The underlying motivation for Professor Skemer's research is to understand the remarkable phenomenon of plate tectonics and its variability among the terrestrial planets.
Professor Skemer’s research seeks to understand how rocks deform under the extreme conditions of planetary interiors, with the broader goal of explaining plate tectonics and its variability among terrestrial planets and rocky exoplanets.
His current research interests include mantle deformation, the formation and dynamics of plate boundaries, and granular/glacial mechanics. Although primarily an experimentalist, Skemer’s work is grounded in the study of naturally deformed rocks, whose microstructures provide evidence for the deformation processes that operate within Earth. These observations are used to design laboratory experiments that test how those processes depend on pressure, temperature, strain, stress, and other deformation conditions.
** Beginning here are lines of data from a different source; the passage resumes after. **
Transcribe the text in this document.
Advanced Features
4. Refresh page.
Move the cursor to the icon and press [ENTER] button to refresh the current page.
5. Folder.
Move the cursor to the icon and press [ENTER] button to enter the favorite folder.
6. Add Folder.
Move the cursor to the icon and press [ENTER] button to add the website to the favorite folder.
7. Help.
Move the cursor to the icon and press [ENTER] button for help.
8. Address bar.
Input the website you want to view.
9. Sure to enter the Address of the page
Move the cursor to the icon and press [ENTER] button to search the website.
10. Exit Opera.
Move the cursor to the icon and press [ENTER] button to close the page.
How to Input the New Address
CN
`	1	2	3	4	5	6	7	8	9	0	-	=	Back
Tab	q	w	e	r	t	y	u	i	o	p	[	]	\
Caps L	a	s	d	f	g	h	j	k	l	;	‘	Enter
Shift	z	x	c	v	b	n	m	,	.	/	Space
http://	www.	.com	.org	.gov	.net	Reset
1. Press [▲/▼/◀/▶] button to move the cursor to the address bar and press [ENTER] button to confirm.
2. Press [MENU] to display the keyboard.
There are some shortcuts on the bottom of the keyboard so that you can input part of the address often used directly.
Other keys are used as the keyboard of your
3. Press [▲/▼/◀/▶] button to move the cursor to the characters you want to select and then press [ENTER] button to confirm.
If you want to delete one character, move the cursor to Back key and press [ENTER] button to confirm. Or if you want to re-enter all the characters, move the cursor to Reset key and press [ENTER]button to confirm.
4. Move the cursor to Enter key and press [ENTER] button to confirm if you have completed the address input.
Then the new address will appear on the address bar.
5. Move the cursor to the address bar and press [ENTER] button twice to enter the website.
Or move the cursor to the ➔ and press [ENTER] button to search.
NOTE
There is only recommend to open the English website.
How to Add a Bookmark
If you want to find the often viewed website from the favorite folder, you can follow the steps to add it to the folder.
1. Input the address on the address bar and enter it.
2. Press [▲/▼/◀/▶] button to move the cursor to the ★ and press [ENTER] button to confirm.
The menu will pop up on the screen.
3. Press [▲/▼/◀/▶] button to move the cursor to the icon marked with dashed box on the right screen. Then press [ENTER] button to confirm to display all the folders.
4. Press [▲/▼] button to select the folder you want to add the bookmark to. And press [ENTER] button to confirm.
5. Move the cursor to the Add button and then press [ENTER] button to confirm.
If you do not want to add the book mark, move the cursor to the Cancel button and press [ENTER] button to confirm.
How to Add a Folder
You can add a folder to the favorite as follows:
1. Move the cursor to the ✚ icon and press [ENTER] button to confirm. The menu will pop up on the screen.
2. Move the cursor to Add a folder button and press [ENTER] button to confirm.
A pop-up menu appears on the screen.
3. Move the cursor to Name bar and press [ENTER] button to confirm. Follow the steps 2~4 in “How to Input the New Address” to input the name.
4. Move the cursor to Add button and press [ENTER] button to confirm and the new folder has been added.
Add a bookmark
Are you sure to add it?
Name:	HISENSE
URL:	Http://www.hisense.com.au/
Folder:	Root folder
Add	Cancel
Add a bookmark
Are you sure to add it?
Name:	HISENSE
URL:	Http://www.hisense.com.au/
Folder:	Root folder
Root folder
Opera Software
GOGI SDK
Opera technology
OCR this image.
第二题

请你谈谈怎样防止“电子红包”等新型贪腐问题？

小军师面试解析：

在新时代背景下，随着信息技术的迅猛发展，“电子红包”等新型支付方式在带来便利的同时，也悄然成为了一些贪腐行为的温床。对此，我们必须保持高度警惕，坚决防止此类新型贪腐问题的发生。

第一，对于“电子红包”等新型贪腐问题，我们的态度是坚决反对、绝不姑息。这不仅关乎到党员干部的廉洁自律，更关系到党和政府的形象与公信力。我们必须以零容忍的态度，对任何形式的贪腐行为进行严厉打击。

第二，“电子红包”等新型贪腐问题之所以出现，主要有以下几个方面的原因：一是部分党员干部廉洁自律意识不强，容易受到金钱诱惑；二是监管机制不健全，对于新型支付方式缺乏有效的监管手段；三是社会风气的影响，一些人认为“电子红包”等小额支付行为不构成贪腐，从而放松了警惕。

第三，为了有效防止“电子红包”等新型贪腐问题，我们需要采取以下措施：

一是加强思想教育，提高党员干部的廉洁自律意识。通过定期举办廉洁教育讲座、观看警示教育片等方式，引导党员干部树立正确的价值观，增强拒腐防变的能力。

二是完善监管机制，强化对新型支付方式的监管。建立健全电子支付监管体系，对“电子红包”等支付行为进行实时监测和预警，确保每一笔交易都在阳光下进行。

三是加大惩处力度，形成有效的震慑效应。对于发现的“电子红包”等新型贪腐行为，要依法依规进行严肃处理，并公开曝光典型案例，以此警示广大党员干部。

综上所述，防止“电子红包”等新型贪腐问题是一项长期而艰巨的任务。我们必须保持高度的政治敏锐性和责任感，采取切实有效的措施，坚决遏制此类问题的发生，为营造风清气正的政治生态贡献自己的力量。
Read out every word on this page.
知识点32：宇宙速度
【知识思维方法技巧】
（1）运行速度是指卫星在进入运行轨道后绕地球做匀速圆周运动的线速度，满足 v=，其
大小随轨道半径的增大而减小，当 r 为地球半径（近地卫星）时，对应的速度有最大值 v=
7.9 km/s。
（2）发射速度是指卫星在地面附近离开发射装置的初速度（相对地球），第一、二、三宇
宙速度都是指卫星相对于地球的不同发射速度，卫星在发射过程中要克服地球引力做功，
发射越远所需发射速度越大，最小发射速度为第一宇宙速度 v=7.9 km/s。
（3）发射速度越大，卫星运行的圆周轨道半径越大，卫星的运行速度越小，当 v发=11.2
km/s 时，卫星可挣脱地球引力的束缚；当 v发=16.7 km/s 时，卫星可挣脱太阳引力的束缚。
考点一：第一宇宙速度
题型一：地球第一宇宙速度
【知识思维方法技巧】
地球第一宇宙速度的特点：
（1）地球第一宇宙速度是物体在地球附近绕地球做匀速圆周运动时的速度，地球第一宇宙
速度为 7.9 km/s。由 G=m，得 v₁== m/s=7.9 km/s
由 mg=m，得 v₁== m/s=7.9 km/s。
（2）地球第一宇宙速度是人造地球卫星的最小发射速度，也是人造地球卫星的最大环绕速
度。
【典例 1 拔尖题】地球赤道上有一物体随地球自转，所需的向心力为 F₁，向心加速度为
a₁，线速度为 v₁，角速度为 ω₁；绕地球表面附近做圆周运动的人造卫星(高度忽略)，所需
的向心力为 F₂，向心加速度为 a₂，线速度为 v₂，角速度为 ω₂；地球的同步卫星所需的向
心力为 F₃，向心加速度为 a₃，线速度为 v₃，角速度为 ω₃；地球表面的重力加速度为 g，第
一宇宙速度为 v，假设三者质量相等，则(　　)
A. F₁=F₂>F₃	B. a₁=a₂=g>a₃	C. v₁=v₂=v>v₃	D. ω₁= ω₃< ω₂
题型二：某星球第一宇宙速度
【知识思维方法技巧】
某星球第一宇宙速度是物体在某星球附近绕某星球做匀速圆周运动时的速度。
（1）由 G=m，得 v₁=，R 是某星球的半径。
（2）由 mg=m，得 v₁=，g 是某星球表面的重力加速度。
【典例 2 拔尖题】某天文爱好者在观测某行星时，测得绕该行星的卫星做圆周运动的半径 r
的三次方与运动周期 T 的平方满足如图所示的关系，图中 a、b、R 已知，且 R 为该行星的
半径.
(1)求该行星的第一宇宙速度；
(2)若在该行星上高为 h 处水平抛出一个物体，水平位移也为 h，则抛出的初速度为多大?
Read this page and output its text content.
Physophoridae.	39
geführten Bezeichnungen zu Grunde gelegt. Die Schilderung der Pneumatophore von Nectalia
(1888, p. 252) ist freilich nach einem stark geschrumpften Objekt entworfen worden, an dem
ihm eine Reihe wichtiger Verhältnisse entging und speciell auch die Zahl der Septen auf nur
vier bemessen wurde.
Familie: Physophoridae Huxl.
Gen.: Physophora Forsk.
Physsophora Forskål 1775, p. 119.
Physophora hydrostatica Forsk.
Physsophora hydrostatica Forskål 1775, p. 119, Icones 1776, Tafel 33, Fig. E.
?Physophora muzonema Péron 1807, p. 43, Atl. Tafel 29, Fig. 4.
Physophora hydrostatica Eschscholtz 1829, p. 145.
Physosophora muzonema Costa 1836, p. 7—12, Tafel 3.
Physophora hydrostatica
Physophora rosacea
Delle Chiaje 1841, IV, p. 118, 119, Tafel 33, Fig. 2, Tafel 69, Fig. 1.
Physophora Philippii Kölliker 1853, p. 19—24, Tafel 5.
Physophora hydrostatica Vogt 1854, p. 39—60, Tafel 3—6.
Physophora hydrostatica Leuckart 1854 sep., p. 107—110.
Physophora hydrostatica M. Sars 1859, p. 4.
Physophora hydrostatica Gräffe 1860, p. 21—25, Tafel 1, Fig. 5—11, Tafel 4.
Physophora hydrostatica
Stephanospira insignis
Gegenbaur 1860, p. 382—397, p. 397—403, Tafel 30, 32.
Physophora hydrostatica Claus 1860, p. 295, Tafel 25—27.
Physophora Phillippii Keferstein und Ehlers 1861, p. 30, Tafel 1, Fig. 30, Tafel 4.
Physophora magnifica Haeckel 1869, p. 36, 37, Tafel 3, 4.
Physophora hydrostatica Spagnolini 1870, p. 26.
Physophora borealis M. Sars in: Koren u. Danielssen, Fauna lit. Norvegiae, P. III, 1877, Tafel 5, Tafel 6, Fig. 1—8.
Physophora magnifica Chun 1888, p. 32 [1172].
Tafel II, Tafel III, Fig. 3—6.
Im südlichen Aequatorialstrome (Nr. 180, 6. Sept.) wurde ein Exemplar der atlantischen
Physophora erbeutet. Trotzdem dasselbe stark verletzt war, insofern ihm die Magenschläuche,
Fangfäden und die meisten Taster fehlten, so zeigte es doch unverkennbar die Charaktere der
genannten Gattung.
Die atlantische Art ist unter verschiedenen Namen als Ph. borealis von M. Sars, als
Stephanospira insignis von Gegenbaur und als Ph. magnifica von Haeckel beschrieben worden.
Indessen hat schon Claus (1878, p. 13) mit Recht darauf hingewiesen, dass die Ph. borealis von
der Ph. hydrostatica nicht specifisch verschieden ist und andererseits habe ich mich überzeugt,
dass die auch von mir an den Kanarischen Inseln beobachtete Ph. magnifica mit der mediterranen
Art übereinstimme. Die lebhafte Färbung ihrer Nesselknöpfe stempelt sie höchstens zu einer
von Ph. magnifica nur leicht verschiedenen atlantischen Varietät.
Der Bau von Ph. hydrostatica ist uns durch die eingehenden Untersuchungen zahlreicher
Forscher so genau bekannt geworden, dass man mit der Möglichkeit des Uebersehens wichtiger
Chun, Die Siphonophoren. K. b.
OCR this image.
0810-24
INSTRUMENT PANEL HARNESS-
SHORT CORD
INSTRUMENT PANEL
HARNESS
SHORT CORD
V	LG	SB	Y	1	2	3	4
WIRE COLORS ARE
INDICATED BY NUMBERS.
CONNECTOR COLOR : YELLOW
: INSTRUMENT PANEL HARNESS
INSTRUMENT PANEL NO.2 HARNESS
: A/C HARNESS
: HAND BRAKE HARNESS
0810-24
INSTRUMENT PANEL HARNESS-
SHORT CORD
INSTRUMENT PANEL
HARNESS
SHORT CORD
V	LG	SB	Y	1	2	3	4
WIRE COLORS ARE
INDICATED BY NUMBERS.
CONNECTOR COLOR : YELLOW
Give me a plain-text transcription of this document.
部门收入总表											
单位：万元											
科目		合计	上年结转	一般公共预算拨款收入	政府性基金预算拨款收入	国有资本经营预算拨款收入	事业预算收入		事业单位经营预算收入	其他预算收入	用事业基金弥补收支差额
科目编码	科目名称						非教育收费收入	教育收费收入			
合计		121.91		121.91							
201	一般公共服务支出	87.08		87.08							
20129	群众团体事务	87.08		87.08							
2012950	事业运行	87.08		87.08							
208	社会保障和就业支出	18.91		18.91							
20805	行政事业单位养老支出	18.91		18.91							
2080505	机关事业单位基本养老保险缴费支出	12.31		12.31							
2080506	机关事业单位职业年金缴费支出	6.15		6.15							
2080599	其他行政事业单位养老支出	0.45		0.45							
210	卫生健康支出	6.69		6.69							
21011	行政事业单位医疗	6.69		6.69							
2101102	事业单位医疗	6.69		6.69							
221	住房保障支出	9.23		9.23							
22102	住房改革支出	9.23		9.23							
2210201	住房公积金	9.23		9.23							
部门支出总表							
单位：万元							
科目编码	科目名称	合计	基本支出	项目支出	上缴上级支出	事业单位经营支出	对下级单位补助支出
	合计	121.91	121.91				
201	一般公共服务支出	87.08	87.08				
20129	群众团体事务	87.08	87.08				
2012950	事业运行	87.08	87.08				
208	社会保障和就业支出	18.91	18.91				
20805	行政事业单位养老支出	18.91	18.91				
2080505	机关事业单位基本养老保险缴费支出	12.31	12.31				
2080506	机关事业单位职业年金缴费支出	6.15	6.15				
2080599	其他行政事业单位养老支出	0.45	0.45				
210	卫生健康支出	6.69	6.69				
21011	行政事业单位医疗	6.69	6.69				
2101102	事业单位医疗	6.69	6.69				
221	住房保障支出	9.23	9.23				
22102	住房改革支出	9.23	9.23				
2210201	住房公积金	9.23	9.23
The results can then be used to predict how rocks deform in settings that are inaccessible to direct observation, including the Earth's deep crust, upper mantle, and the interiors of other planets.
Skemer is the principal investigator of the Rock Deformation Lab at Washington University in St. Louis, which is part of the broader Experimental Studies of Planetary Materials group. This group brings together research in rock deformation and experimental geochemistry and is affiliated with the Institute of Materials Science and Engineering and the McDonnell Center for the Space Sciences. The Rock Deformation Lab houses specialized equipment for deforming rocks under crustal and upper-mantle conditions, including the Large Volume Torsion apparatuses that were designed and built by Skemer and group members.
Skemer is co-PI of the NSF funded Research Opportunities in Rock Deformation (RORD) REU program.